This article was published on FactSet’s Insights blog.

It is easy to imagine the predicted impacts of climate change are relevant mostly in the distant future. But when making investment decisions, giving short shrift to short-term climate scenarios could result in missed opportunities. Let’s take a look at why it’s important to consider both short- and long-term circumstances.

So much of the conversation around climate impact focuses on ambitious goals set for distant decades; it’s why you’ll see many net zero initiatives for 2050 or even 2100. Of course, a lot of unpredictable things will happen between now and then.

Asset managers who focus on far-off dates could sometimes be prone to bias risk mitigation. There is a sense that all climate goals must first be accomplished through decarbonization—an assumption that amounts to an eventual 100% divestment from fossil fuels paired with an equally ambitious investment in renewables. Current adaptation is relegated to an assumption that short-term scenarios don’t require immediate action.

Yet as we’re reminded regularly by the latest weather events, gradual shifts in climate can have compounding effects that become significantly more pronounced long term. The cumulative impact of the changes is accelerated. For example, the way warming temperatures can trigger permafrost thaws that release more greenhouse gasses and hasten warming.

From an investment perspective, we believe it’s most important to accurately gauge the full variance of climate predictions. One way to try to achieve better investment returns is to get a better sense of the possibility of major disruptions and hedge against them.
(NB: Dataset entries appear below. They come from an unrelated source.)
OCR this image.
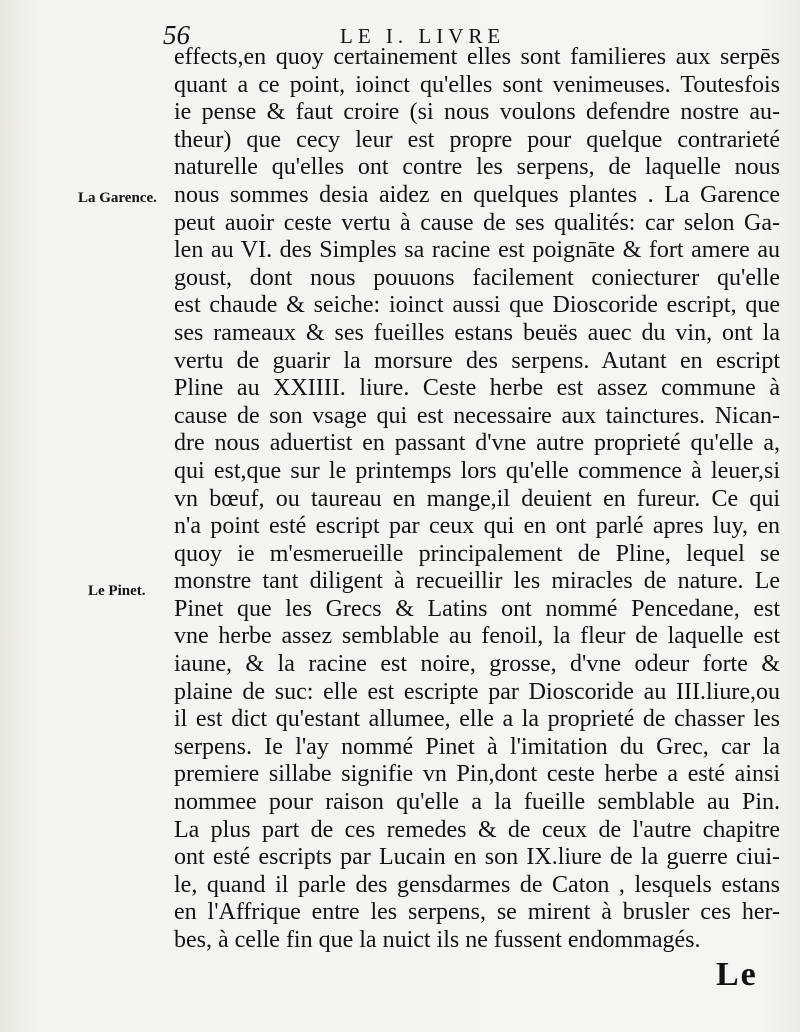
56	LE I. LIVRE
La Garence.
Le Pinet.
effects,en quoy certainement elles sont familieres aux serpēs
quant a ce point, ioinct qu'elles sont venimeuses. Toutesfois
ie pense & faut croire (si nous voulons defendre nostre au-
theur) que cecy leur est propre pour quelque contrarieté
naturelle qu'elles ont contre les serpens, de laquelle nous
nous sommes desia aidez en quelques plantes . La Garence
peut auoir ceste vertu à cause de ses qualités: car selon Ga-
len au VI. des Simples sa racine est poignāte & fort amere au
goust, dont nous pouuons facilement coniecturer qu'elle
est chaude & seiche: ioinct aussi que Dioscoride escript, que
ses rameaux & ses fueilles estans beuës auec du vin, ont la
vertu de guarir la morsure des serpens. Autant en escript
Pline au XXIIII. liure. Ceste herbe est assez commune à
cause de son vsage qui est necessaire aux tainctures. Nican-
dre nous aduertist en passant d'vne autre proprieté qu'elle a,
qui est,que sur le printemps lors qu'elle commence à leuer,si
vn bœuf, ou taureau en mange,il deuient en fureur. Ce qui
n'a point esté escript par ceux qui en ont parlé apres luy, en
quoy ie m'esmerueille principalement de Pline, lequel se
monstre tant diligent à recueillir les miracles de nature. Le
Pinet que les Grecs & Latins ont nommé Pencedane, est
vne herbe assez semblable au fenoil, la fleur de laquelle est
iaune, & la racine est noire, grosse, d'vne odeur forte &
plaine de suc: elle est escripte par Dioscoride au III.liure,ou
il est dict qu'estant allumee, elle a la proprieté de chasser les
serpens. Ie l'ay nommé Pinet à l'imitation du Grec, car la
premiere sillabe signifie vn Pin,dont ceste herbe a esté ainsi
nommee pour raison qu'elle a la fueille semblable au Pin.
La plus part de ces remedes & de ceux de l'autre chapitre
ont esté escripts par Lucain en son IX.liure de la guerre ciui-
le, quand il parle des gensdarmes de Caton , lesquels estans
en l'Affrique entre les serpens, se mirent à brusler ces her-
bes, à celle fin que la nuict ils ne fussent endommagés.
Le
Improvements in the design of climate scenarios and integrated assessment models go a long way toward increasing those probabilities. So too does the ability to run scenarios and models year after year, creating a short-run vision that translates to financial materiality for investors. By adding up multiple short runs, you get a better sense of what may happen in the long run.

Part of our confidence in creating multivariate scenarios encompassing “most-likely outcomes” comes from improvements in models that measure two types of risk long thought to be distinct: physical and transition risks.


Climate transition risk refers to potential financial and economic impacts that could arise as the world adapts to a low-carbon future—including impacts on businesses and markets as all players adjust their operations, technologies, and investments to align with climate policies and regulations.

Physical risk refers to the potential impacts of climate change and its related effects: extreme weather events such as temperature spikes and sharp changes in precipitation patterns. There is also potential for a significant rise in sea levels, which could affect infrastructure, communities, economies, and the environment itself.

Extreme weather events and related damage have accelerated in frequency and intensity, shifting physical risk increasingly into the present. At the same time, the cost of mitigation has fallen far more rapidly than anticipated, moderating the financial impact of the physical risk of the climate transition. The use of unified measurements for both types of risk increases the odds that short-term scenarios can be a vital tool for asset managers.

By subjecting the MSCI World Climate Transition Portfolio to a screening process, as shown in the two charts above, we identified companies that exhibit a heightened proficiency in adapting to immediate climate and carbon price shifts. This strategic approach focuses on a two-year transition risk effect, highlighting companies that demonstrate responsiveness to present-day climate dynamics and carbon pricing alterations, as opposed to the broader 10-year forecast adjustments.

How is this approach valuable?

  • Immediate adaptability. By screening for companies that excel in coping with a two-year transition risk effect, we prioritize those that are quick to respond to the current climate and carbon price adjustments. This ensures that our portfolio includes companies that are not only well-prepared for present challenges but also positioned to capitalize on short-term opportunities resulting from these shifts.
  • Holistic preparedness. Simultaneously considering both the two- and five-year time horizons is essential because it provides a more comprehensive view of a company’s transition readiness. While immediate adaptability is crucial, looking ahead to a five-year horizon allows users to gauge the sustainability of various strategies. This ensures that the companies that are selected don’t just react to short-term changes, but also have well-developed long-term plans for transitioning toward a low-carbon economy.
    Incorporating transition risk assessment in both time frames allows users to strike a balance between short-term benefits and a sustainable future trajectory. 

Yet climate change has shown that expectations for the future (both short term and long term) must account for variance. Climate projections are neither simplistic nor linear. They are not orderly. In fact, they contain multiple nonlinearities, multiple feedback loops, and multiple tipping points that can lead to abrupt shifts in energy and technology patterns.

That paradigm also applies to the climate’s impact on investments. An assumption of linear relationships between these factors will likely result in constant surprise, and underperformance.